Sex for sale--and here we are presumably meant to be drawn to
the exemplary liberalism of the tolerant Dutch with their medically
inspected sex workers under glass--is like Larry Flynt, a transgression
sufficiently benign to be embraced as a victim of big brother
rather than big brother's own m.o.
But the Forman film suggests another, even more serious consequence
of current strategies toward Times Square. By choosing Flynt--whose
pornographic production abounds with images of women tortured
and mutilated--as a poster boy for free speech--there is a conflation
of Flynt's pornography with pornography in general. This all-or-nothing
approach, which refuses to make distinctions within the field
of the pornographic, leads with little difficulty to an identification
of the pornographic with sexuality in general. At the end of the
day, this is--ironically--the problem of the film. Embraced under
the shining aura of "free speech," all sexual practices
become as one.
In Times Square this leads to a false choice: either celebrate
the crummy and degraded sex bazaar as it is (Koolhaas's monument
to his beloved laissez-faire), or bring on Disneyland. Disneyland--symbolized
by that hairless, sexless mouse--is the representation of the
kind of totalizing approach that is anathema to what has been
best about Times Square, its complexity, unpredictability, louche
charm, and--yes--its concentration of sexual energy. Disneyland
is the postmodern version of urban renewal, advanced not on the
theoretical grounds of a hygienic fantasy of a universal working-class
subject living in circumstances of utter sameness, but on the
grounds of a hygienic fantasy of a universal tourist-class subject
playing in circumstances of utter sameness. Either way, the agenda
is the same.
In making this argument, I raise one of the great and necessary
difficulties of the discussion of Times Square. Times Square is
burdened by the competing claims of the exemplary and the exceptional.
Clearly, the "otherness" of the place and its historic
role as a sanctuary for both diversity and deviance simultaneously
attract liberal opinion and appall a proper bourgeois sense of
urban decorum. More, in the richly coded language of urban description,
Times Square has come to symbolize not simply a criminal environment
but a zone in which "the criminal element"--which is
to say black and gay men--is given the right of the city at the
very core of the city. In New York, where "crime fighting"
is the leading item on the municipal agenda, the demonization
of Times Square can only presage its demolition and "cleanup,"
a standardization and scaling up that will dilute the mix to acceptable
strength, the same hygienizing cycle that was brought to us historically
by the (we thought) discredited history of exclusionary zoning
and urban renewal.
History, of course, does repeat itself. First as tragedy, then
as farce, then as a made-for-TV movie, then as a cartoon, then
as a Broadway musical. . . . It does not seem entirely just that
Times Square be made to bear the burden for the entire culture.

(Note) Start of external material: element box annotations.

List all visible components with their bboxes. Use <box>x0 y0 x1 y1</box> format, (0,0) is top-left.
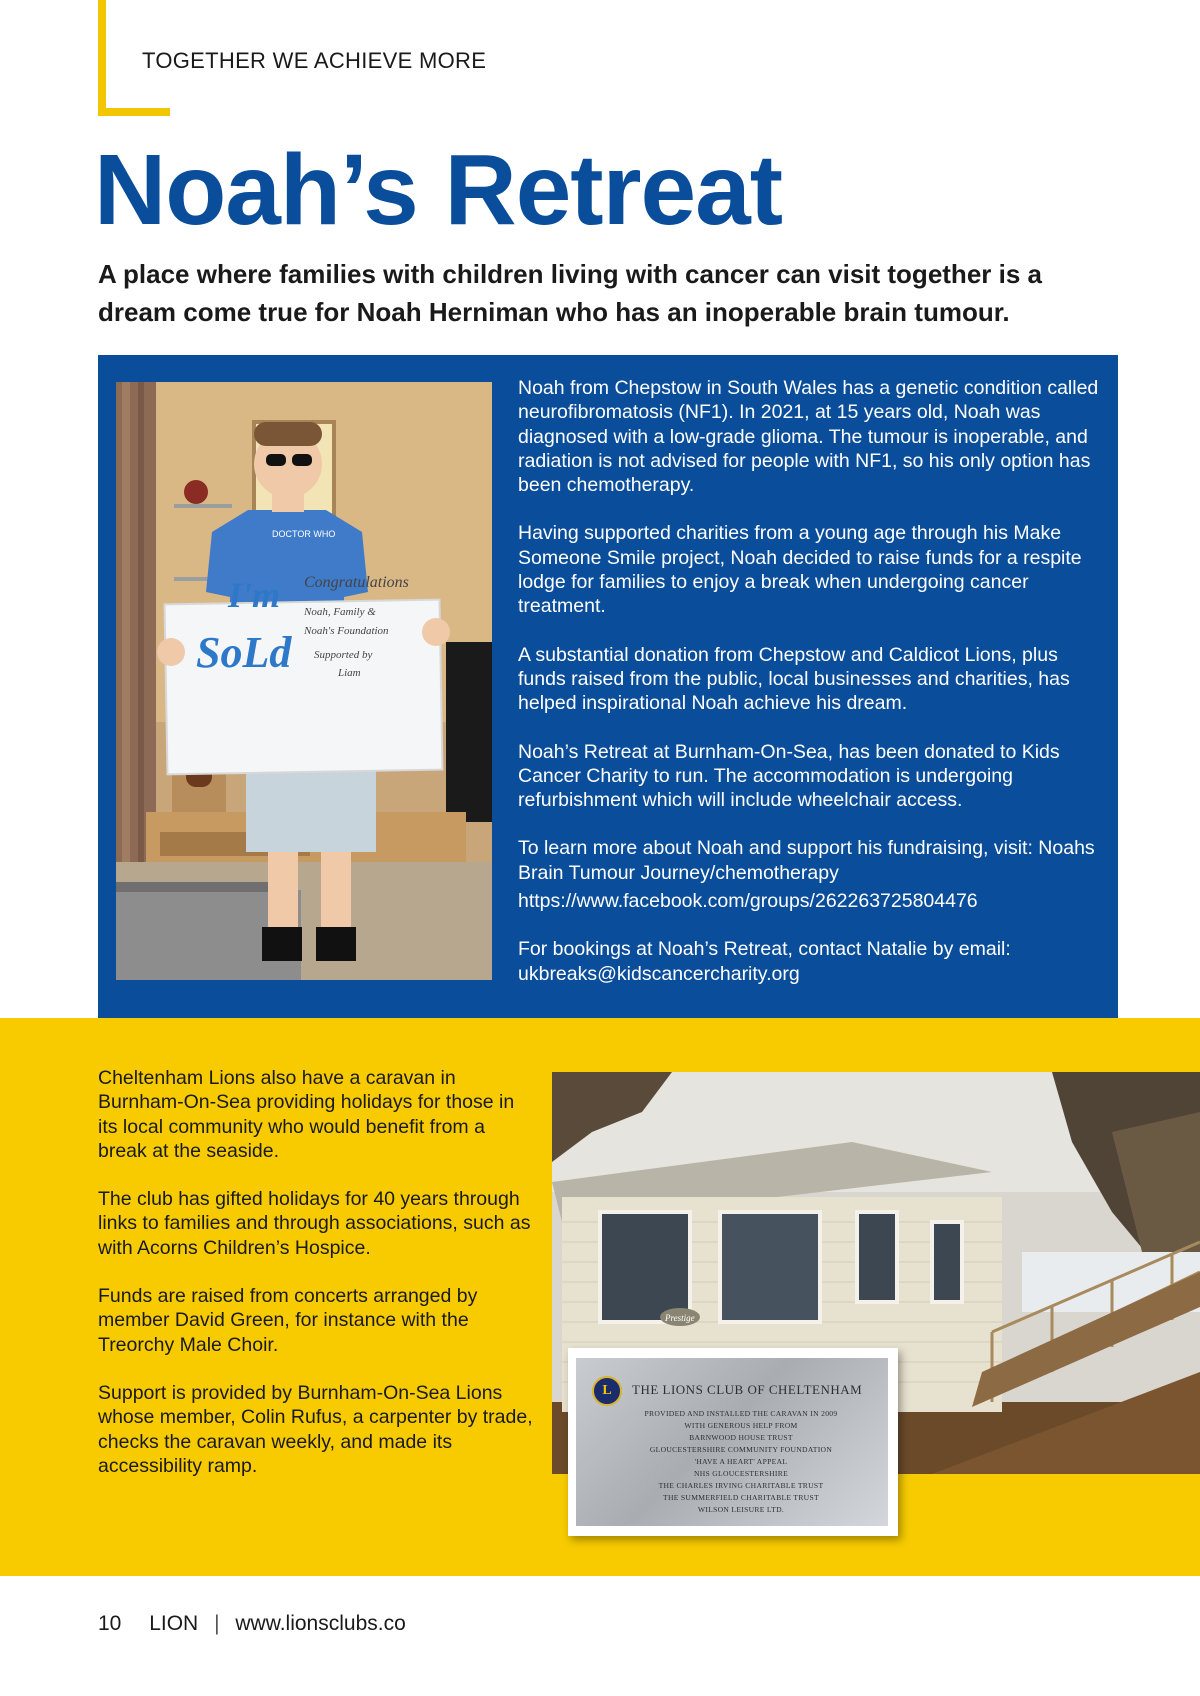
cheltenham-paragraph: Cheltenham Lions also have a caravan in Burnham-On-Sea providing holidays for those in its local community who would benefit from a break at the seaside. <box>98 1067 515 1162</box>
corner-bracket-horizontal <box>98 108 170 116</box>
plaque-line: 'HAVE A HEART' APPEAL <box>694 1457 788 1466</box>
cheltenham-paragraph: Support is provided by Burnham-On-Sea Lions whose member, Colin Rufus, a carpenter by trade, checks the caravan weekly, and made its accessibility ramp. <box>98 1381 533 1477</box>
facebook-link[interactable]: https://www.facebook.com/groups/262263725804476 <box>518 890 978 913</box>
plaque-line: THE SUMMERFIELD CHARITABLE TRUST <box>663 1493 819 1502</box>
sign-line-5: Liam <box>338 667 361 679</box>
lions-plaque <box>576 1358 888 1526</box>
plaque-line: GLOUCESTERSHIRE COMMUNITY FOUNDATION <box>649 1445 833 1454</box>
sign-big-2: SoLd <box>196 628 292 677</box>
cheltenham-body <box>98 1066 538 1502</box>
sign-big-1: I'm <box>228 575 281 615</box>
plaque-line: THE CHARLES IRVING CHARITABLE TRUST <box>658 1481 824 1490</box>
cheltenham-paragraph: Funds are raised from concerts arranged by member David Green, for instance with the Treorchy Male Choir. <box>98 1285 478 1356</box>
shirt-text: DOCTOR WHO <box>272 529 336 539</box>
section-kicker: TOGETHER WE ACHIEVE MORE <box>142 48 487 73</box>
plaque-inscription <box>616 1408 866 1516</box>
corner-bracket-vertical <box>98 0 106 116</box>
caravan-badge: Prestige <box>665 1313 695 1323</box>
plaque-line: BARNWOOD HOUSE TRUST <box>689 1433 793 1442</box>
footer-separator: | <box>214 1612 220 1635</box>
feature-paragraph: Having supported charities from a young age through his Make Someone Smile project, Noah decided to raise funds for a respite lodge for families to enjoy a break when undergoing cancer treatment. <box>518 522 1082 618</box>
feature-paragraph: A substantial donation from Chepstow and Caldicot Lions, plus funds raised from the public, local businesses and charities, has helped inspirational Noah achieve his dream. <box>518 643 1070 715</box>
noah-photo <box>116 382 492 980</box>
plaque-line: WILSON LEISURE LTD. <box>697 1505 785 1514</box>
feature-paragraph: Noah’s Retreat at Burnham-On-Sea, has been donated to Kids Cancer Charity to run. The accommodation is undergoing refurbishment which will include wheelchair access. <box>518 740 1060 812</box>
lions-plaque-photo <box>568 1348 898 1536</box>
feature-body <box>518 376 1110 1010</box>
sign-line-2: Noah, Family & <box>304 606 376 618</box>
article-standfirst: A place where families with children living with cancer can visit together is a dream come true for Noah Herniman who has an inoperable brain tumour. <box>98 259 1042 327</box>
plaque-line: PROVIDED AND INSTALLED THE CARAVAN IN 2009 <box>644 1409 838 1418</box>
page-number: 10 <box>98 1612 122 1635</box>
cheltenham-paragraph: The club has gifted holidays for 40 years through links to families and through associations, such as with Acorns Children’s Hospice. <box>98 1188 531 1259</box>
plaque-line: NHS GLOUCESTERSHIRE <box>693 1469 789 1478</box>
website-link[interactable]: www.lionsclubs.co <box>235 1612 406 1635</box>
lions-emblem-icon: L <box>592 1376 622 1406</box>
page-footer <box>98 1612 406 1636</box>
plaque-title: THE LIONS CLUB OF CHELTENHAM <box>632 1382 863 1397</box>
booking-contact: For bookings at Noah’s Retreat, contact Natalie by email: ukbreaks@kidscancercharity.org <box>518 938 1011 985</box>
plaque-line: WITH GENEROUS HELP FROM <box>684 1421 798 1430</box>
sign-line-1: Congratulations <box>304 574 409 591</box>
sign-line-4: Supported by <box>314 649 373 661</box>
feature-paragraph: To learn more about Noah and support his fundraising, visit: Noahs Brain Tumour Journey/chemotherapy <box>518 837 1095 884</box>
article-title: Noah’s Retreat <box>94 134 783 246</box>
publication-name: LION <box>149 1612 199 1635</box>
sign-line-3: Noah's Foundation <box>304 625 389 637</box>
feature-paragraph: Noah from Chepstow in South Wales has a genetic condition called neurofibromatosis (NF1). In 2021, at 15 years old, Noah was diagnosed with a low-grade glioma. The tumour is inoperable, and radiation is not advised for people with NF1, so his only option has been chemotherapy. <box>518 377 1099 497</box>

After all, Times Square is not responsible for television, for
the immaterial antimatter that has produced the circumstances
for its annihilation. It bravely fights back by deploying an enormous
analogue, lightbulbs like pixels, a synesthesia of luminosity,
David Letterman stories high on the Jumbotron, biggest TV in the
world. It may be true that the culture prefers Beauty and the
Beast, but it is certainly true that the vast majority of
both the Square's defenders and detractors have seen neither Cats
nor the show at the Adonis. And of course, it is terribly true
that the demise of Times Square, its conversion to another version
of the recursion of Vegas (which has now built its own Times Square,
even more pared and distilled than the vanishing "original")
must be blamed squarely not simply on the energetic advocates
of sanitized fun but on our own failures to propose a better idea.